Scrivere di migranti è sempre una sfida. Specie se si tratta di bambini e per bambini. Non è facile descrivere le vite, le speranze, i dolori e le angosce che degli esseri umani sono costretti ad affrontare sin dall’infanzia. Si tratta di esperienze inconcepibili, lontane anni luce dalle nostre esperienze. Viceversa, è facile scivolare nel buonismo e nella facile retorica, nella tentazione di evitare le pagine più dure, i momenti che non si sa come accettare, figuriamoci raccontare.
Lo dico da scrittrice, prima che da editor.
Per questo, quando si incontra un romanzo che dice tutto, anche l’indicibile, con tanta grazia, con tanta compassione, con tanta levità, è facile diventare bravi recensori.
La storia di Abela, magistralmente scritta da Berlie Doherty (che non per caso è autrice di oltre cinquanta romanzi per bambini, ragazzi e adulti e ha scritto anche per il teatro, la radio e la televisione ed è stata tradotta in più di venti lingue vincendo molti premi, fra cui, per ben due volte, la prestigiosa Carnegie Medal) è un passaggio obbligato per chi sente il dovere di spiegare ai bambini le fatiche del nascere in un continente come quello africano, terra di lancinante bellezza e difficoltà abnormi. Terra di riti crudeli e ancestrali, di malattie mortali, di necessità basilari e di enormi speranze.
Rosa è una bambina che vive in Inghilterra che non ne vuole sapere di avere una sorellina, meno che mai adottata e pertanto combatte una guerra di nervi contro sua mamma che vorrebbe accogliere in famiglia chi ha avuto meno fortuna. Anche se Rosa è per metà africana, quindi dovrebbe essere la prima ad essere buona. Viceversa è arrabbiata, gelosa, piccola e terribilmente umana.
Rosa non sa niente di Abela. O della sua mamma malata di aids, che in punto di morte riesce solo a chiedere alla figlia di essere forte, altrimenti non potrà sopravvivere alle prove cui il destino la sottoporrà: i lutti, la sofferenza fisica e psicologica, lo spietato zio Thomas che decide di sfruttarla per ottenere un permesso di soggiorno in Inghilterra, il distacco dalla nonna, la fatica ad adattarsi a una nuova vita tra famiglie affidatarie e servizi sociali.
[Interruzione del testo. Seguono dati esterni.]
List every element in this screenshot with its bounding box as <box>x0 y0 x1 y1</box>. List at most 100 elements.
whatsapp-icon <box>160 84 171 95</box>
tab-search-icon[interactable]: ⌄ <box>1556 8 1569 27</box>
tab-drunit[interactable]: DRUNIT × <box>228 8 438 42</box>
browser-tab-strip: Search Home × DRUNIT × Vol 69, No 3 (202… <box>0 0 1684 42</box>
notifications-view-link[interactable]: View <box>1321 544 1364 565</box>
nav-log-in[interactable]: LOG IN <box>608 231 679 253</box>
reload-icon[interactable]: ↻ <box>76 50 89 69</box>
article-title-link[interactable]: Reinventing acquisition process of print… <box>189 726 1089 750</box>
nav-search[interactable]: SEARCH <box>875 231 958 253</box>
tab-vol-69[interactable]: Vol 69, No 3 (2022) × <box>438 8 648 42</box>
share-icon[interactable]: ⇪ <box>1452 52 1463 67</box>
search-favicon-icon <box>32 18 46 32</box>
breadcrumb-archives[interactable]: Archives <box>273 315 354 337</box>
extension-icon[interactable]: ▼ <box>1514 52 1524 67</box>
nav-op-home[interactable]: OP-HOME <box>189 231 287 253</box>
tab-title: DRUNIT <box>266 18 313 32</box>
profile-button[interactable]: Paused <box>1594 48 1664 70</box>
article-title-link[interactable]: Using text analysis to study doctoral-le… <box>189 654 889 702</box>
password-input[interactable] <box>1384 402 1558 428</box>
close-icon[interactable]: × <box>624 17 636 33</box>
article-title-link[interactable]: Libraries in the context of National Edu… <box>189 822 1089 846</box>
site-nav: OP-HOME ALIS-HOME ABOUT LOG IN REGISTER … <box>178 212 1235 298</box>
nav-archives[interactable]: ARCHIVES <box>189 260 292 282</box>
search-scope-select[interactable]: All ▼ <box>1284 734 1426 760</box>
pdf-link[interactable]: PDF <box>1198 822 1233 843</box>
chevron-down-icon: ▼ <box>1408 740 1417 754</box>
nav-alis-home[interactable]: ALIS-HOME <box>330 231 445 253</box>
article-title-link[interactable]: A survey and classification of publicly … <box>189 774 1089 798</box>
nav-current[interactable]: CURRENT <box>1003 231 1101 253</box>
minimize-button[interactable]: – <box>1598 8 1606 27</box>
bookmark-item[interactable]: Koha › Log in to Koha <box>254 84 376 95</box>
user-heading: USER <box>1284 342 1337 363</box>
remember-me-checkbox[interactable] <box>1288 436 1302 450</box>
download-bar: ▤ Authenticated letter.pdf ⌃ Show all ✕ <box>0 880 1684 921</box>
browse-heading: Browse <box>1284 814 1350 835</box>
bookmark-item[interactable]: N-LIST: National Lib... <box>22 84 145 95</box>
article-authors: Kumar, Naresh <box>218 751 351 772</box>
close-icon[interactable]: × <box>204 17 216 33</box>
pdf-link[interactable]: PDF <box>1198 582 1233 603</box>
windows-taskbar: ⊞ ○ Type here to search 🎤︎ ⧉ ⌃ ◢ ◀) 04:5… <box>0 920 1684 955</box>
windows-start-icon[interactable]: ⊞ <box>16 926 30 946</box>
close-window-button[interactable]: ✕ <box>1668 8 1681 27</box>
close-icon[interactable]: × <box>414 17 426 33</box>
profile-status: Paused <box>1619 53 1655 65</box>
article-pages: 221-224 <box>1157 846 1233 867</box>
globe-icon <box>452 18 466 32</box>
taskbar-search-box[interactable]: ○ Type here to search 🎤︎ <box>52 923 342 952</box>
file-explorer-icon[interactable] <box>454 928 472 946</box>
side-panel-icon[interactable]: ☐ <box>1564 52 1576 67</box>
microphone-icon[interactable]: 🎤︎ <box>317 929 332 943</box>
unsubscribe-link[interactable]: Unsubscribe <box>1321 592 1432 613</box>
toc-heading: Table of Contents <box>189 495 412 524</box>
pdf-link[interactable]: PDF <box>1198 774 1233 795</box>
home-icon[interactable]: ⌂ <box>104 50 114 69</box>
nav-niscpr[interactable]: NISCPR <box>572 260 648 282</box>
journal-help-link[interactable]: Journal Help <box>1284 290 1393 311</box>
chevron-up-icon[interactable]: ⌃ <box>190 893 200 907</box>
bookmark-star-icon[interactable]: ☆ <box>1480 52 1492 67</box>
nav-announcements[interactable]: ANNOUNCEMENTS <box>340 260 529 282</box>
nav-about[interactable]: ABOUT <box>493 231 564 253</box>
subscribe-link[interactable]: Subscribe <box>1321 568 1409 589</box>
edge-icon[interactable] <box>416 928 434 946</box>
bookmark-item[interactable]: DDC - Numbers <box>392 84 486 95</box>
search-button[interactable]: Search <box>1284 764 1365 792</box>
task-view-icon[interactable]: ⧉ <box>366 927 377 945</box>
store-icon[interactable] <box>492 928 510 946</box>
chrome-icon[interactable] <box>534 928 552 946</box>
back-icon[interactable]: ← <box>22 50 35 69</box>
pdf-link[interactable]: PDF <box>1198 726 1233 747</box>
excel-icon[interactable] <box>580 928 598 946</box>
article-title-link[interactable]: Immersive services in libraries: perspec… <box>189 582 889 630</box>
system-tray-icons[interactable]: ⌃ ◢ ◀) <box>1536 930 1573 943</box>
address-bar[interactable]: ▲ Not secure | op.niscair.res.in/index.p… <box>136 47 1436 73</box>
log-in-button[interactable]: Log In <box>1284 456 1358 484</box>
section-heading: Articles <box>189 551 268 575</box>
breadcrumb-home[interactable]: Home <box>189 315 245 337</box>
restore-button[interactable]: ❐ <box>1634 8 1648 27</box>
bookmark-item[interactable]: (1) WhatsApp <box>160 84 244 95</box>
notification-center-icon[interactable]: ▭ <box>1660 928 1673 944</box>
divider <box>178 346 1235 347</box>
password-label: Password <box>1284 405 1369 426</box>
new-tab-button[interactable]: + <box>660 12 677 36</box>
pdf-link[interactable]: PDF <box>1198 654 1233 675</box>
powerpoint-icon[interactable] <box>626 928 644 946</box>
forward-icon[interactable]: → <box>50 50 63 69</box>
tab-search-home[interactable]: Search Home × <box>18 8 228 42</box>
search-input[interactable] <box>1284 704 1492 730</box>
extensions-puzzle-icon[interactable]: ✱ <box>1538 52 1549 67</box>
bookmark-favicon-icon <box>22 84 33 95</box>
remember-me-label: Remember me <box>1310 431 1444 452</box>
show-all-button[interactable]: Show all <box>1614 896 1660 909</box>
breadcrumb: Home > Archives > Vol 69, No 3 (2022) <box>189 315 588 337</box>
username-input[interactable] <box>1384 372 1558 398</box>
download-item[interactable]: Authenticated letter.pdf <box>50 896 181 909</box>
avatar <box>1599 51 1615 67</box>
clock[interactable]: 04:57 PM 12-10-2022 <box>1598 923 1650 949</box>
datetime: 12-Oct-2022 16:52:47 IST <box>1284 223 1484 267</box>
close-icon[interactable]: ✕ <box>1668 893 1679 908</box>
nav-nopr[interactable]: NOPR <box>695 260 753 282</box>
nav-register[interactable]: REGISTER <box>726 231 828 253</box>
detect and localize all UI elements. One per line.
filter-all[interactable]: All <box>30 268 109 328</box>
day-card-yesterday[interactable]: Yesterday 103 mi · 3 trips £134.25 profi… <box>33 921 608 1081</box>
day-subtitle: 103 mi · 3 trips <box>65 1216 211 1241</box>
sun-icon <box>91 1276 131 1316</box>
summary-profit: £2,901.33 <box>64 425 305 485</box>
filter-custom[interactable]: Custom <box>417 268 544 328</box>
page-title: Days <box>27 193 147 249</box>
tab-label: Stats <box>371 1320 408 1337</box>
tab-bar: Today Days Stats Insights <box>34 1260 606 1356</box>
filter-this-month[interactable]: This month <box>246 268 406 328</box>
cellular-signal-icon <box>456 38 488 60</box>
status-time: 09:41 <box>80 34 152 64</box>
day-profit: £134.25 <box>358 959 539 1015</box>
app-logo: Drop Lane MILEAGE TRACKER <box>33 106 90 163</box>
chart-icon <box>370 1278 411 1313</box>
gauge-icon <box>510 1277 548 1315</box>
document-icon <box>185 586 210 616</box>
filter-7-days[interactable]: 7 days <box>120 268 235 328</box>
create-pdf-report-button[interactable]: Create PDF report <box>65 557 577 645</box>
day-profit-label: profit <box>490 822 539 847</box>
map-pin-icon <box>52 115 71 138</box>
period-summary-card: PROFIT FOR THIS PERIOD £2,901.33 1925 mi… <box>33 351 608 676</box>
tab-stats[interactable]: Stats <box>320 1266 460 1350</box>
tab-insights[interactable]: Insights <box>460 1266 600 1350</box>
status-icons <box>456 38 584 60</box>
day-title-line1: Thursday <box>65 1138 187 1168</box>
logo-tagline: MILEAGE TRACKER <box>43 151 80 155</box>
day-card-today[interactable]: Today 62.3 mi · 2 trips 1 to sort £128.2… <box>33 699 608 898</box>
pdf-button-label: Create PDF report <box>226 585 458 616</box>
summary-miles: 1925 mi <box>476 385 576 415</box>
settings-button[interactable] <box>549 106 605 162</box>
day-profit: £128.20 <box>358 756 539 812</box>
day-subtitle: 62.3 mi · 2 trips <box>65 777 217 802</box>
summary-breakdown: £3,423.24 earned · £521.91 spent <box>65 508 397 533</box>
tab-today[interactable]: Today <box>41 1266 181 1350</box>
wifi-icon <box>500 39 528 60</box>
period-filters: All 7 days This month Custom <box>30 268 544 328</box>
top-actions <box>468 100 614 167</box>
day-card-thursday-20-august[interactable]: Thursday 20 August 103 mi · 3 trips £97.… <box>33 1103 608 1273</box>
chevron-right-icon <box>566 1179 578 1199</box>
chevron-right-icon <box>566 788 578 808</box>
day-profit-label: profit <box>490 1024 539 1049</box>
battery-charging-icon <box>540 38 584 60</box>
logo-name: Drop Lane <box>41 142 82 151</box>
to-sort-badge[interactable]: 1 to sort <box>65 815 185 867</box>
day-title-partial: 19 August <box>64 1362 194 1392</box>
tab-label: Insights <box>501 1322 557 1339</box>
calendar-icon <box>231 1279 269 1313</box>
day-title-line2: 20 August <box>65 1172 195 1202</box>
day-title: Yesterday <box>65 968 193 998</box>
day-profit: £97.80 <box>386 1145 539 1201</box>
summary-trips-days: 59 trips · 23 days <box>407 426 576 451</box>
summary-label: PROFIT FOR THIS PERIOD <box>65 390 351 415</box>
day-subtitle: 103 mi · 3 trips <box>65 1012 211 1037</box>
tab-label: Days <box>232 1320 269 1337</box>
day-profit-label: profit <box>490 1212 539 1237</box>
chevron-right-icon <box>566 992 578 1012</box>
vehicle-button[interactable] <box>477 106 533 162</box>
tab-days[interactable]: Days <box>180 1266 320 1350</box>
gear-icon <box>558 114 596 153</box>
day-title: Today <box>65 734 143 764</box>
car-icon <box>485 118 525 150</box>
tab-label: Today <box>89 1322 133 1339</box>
Il tutto senza mai perdere la gioia di vivere, perché Abela ha visto i leoni e pertanto che cosa mai potrebbe farle paura?
Ecco, il romanzo racconta due vite diverse che si incontrano e ci accompagnano verso un lieto fine di struggente dolcezza, dove niente è dato per scontato, niente viene scontato, ma alla fine tutto viene perdonato.
Nessuno può raccontarlo meglio della stessa autrice, così:
“Abela canta, quando gioca: ha una bella voce, acuta e dorata.
A volte litighiamo. Io le tiro i capelli e lei mi graffia. Vuole scoprire i miei segreti. Quando vengono a trovarmi le mie amiche e vorremmo starcene per conto nostro a ballare in camera e parlare dei ragazzi che ci piacciono, non fa che ciondolarci attorno con le orecchie ritte. Certe volte è una vera scocciatura averla fra i piedi.
In cuor mio ho la sensazione che sia più saggia e più in gamba di me, che sappia cose che io non saprò mai, che abbia visto cose che io non vedrò mai, che farà cose che io non farò mai. Guardo nel nero dei suoi occhi e vedo creature selvagge, posti ignoti e spaventosi, sofferenza insopportabile. Abela ha superato tutte queste cose, ma ormai sono parte di lei e l’hanno resa quella che è. Penso che diventerà una persona bella, una persona notevole.
Non rinuncerei mai a lei. Per niente al mondo”.
E, sinceramente, dopo averla conosciuta, nemmeno noi lettori possiamo più fare a meno di lei. Abela ci è entrata dentro, rendendoci delle persone migliori.